The law does, however, bar disparate treatment, or intentional discrimination, toward minorities.
U.S. District Judge Richard Leon of the U.S. District Court for the District of Columbia agreed to vacate the contested Department of Housing and Urban Development rule on disparate impact. The judge found that HUD exceeded its authority when it drafted the rule.
“This is yet another example of an administrative agency trying desperately to write into law that which Congress never intended to sanction,” Leon wrote.
He called the rule “nothing less than an artful misinterpretation of Congress’s intent that is, frankly, too clever by half.”
Leon wrote that the Supreme Court has said that statutes prohibit disparate impact in the absence of discriminatory intent only when the statutes explicitly say so and, he wrote, the FHA law has no such “effects-based language.”
He also noted that applying the FHA law to insurance raises “serious concerns regarding widespread federal encroachment upon state insurance regulation” since the McCarran-Ferguson Act reserves insurance regulation for the states.
The Supreme Court is poised to take up a similar case over whether citizens may sue by showing a disparate impact on racial minorities, or whether they must prove intentional bias.
The just-decided insurance case was brought by the American Insurance Association (AIA) and National Association of Mutual Insurance Companies (NAMIC) back in June 2013.
The National Association of Mutual Insurance Companies hailed the ruling.
“Today’s strong ruling by Judge Leon validates the argument that NAMIC and AIA have made that HUD does not have the authority to redefine the Fair Housing Act and apply a dubious legal standard of discrimination to an industry that is well-regulated for consumer protections,” said Charles M. Chamness, president and CEO of NAMIC.
Under the rule, government regulators and private plaintiffs could bring claims of illegal discrimination against homeowners’ insurers without having to prove that any individuals were treated differently because of their group membership.
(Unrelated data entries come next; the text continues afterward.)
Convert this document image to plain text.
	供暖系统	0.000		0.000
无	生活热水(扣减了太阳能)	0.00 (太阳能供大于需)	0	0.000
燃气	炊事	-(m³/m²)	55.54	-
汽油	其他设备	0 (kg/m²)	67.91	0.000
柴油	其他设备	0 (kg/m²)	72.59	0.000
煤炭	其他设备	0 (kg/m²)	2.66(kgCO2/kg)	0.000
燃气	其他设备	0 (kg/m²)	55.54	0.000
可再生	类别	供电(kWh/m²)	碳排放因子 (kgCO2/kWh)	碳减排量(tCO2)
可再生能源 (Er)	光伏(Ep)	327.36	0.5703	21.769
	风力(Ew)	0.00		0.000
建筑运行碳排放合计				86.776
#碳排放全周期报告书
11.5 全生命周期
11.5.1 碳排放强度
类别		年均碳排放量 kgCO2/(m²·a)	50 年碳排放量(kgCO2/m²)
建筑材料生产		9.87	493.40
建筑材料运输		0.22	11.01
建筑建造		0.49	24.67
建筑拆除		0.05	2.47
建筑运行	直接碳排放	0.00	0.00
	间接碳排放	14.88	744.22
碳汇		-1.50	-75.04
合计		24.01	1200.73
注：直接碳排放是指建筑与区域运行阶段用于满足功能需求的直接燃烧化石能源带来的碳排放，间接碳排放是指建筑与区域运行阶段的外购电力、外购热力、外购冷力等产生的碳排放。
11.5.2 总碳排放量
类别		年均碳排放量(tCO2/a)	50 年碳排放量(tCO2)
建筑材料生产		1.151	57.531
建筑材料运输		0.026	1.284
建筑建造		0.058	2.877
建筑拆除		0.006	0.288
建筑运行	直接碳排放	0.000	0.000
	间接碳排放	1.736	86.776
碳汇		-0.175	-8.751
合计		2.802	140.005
All that would have been necessary is a statistical analysis showing that the percentage in one group that was adversely affected by a particular underwriting practice was higher than the percentage that was adversely affected by the practice in other groups.
“The standard HUD sought to impose on homeowners’ insurers would have forced companies to risk either a firestorm of disparate-impact litigation or abandon the use of any risk-based underwriting standard that might create disparate-impact liability,” Chamness said. “Judge Leon rightly noted that the Fair Housing Act prohibits disparate treatment only, not disparate impact.”
The case (decision is embedded below) is American Insurance Association v. HUD, 13- cv-966, U.S. District Court, District of Columbia, (Washington).